A 3-Step Optimization Framework with Hybrid Models for a Humanoid Robot's Jump Motion

TL;DR

This paper introduces a three-step optimization framework combining models and quadratic programming to generate high-dynamic jump motions for humanoid robots, validated through simulations and experiments.

Contribution

It presents a novel 3-step trajectory optimization framework that integrates momentum, inertia, and whole-body joint trajectories for humanoid robot jumps.

Findings

Successful simulation and experimental validation of 1.0 m forward jump

Framework achieves agile and high-dynamic jump motions

Improved iteration speed and performance in trajectory optimization

Abstract

High dynamic jump motions are challenging tasks for humanoid robots to achieve environment adaptation and obstacle crossing.
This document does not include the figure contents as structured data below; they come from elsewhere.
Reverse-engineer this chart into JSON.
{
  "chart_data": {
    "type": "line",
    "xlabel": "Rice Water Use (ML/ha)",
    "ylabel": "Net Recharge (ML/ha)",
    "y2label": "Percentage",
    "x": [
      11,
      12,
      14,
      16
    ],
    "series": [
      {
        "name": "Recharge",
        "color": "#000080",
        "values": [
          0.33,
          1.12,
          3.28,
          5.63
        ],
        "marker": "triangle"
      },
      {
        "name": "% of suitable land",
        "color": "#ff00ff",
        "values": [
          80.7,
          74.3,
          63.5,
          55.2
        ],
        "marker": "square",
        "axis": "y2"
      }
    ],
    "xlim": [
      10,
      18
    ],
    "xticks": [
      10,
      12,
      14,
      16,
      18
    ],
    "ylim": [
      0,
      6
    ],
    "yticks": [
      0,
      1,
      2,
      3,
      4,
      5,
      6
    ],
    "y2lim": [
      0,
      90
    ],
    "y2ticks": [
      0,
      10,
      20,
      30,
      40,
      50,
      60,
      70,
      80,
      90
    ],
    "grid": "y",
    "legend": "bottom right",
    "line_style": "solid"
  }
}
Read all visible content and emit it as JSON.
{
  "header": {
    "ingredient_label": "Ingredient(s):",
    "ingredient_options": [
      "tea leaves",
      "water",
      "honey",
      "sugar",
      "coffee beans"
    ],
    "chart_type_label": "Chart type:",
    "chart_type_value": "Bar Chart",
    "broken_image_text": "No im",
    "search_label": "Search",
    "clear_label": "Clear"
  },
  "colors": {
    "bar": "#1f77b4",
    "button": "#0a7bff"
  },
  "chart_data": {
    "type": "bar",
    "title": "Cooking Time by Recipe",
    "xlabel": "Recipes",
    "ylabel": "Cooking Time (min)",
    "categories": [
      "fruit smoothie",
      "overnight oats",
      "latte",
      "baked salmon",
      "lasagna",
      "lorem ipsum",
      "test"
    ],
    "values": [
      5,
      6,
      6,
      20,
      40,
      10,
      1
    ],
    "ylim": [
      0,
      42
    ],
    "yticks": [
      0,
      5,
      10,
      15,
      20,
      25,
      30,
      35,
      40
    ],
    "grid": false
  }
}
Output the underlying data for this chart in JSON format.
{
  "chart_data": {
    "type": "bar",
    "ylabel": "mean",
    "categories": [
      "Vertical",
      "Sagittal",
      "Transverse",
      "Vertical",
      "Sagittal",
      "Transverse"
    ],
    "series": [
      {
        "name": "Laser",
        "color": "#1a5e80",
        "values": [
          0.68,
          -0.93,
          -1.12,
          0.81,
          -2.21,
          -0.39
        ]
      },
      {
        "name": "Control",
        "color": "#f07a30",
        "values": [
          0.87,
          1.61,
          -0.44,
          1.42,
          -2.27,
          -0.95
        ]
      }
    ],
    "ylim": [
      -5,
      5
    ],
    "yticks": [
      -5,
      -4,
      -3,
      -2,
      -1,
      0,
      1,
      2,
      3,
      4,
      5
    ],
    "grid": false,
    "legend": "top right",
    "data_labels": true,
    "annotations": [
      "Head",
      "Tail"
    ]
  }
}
The trajectory optimization is a practical method to achieve high-dynamic and explosive jumping. This paper proposes a 3-step trajectory optimization framework for generating a jump motion for a humanoid robot. To improve iteration speed and achieve ideal performance, the framework comprises three sub-optimizations. The first optimization incorporates momentum, inertia, and center of pressure (CoP), treating the robot as a static reaction momentum pendulum (SRMP) model to generate corresponding trajectories. The second optimization maps these trajectories to joint space using effective Quadratic Programming (QP) solvers. Finally, the third optimization generates whole-body joint trajectories utilizing trajectories generated by previous parts. With the combined consideration of momentum and inertia, the robot achieves agile forward jump motions. A simulation and experiments (Fig. \ref{Fig First page fig}) of forward jump with a distance of 1.0 m and 0.5 m height are presented in this paper, validating the applicability of the proposed framework.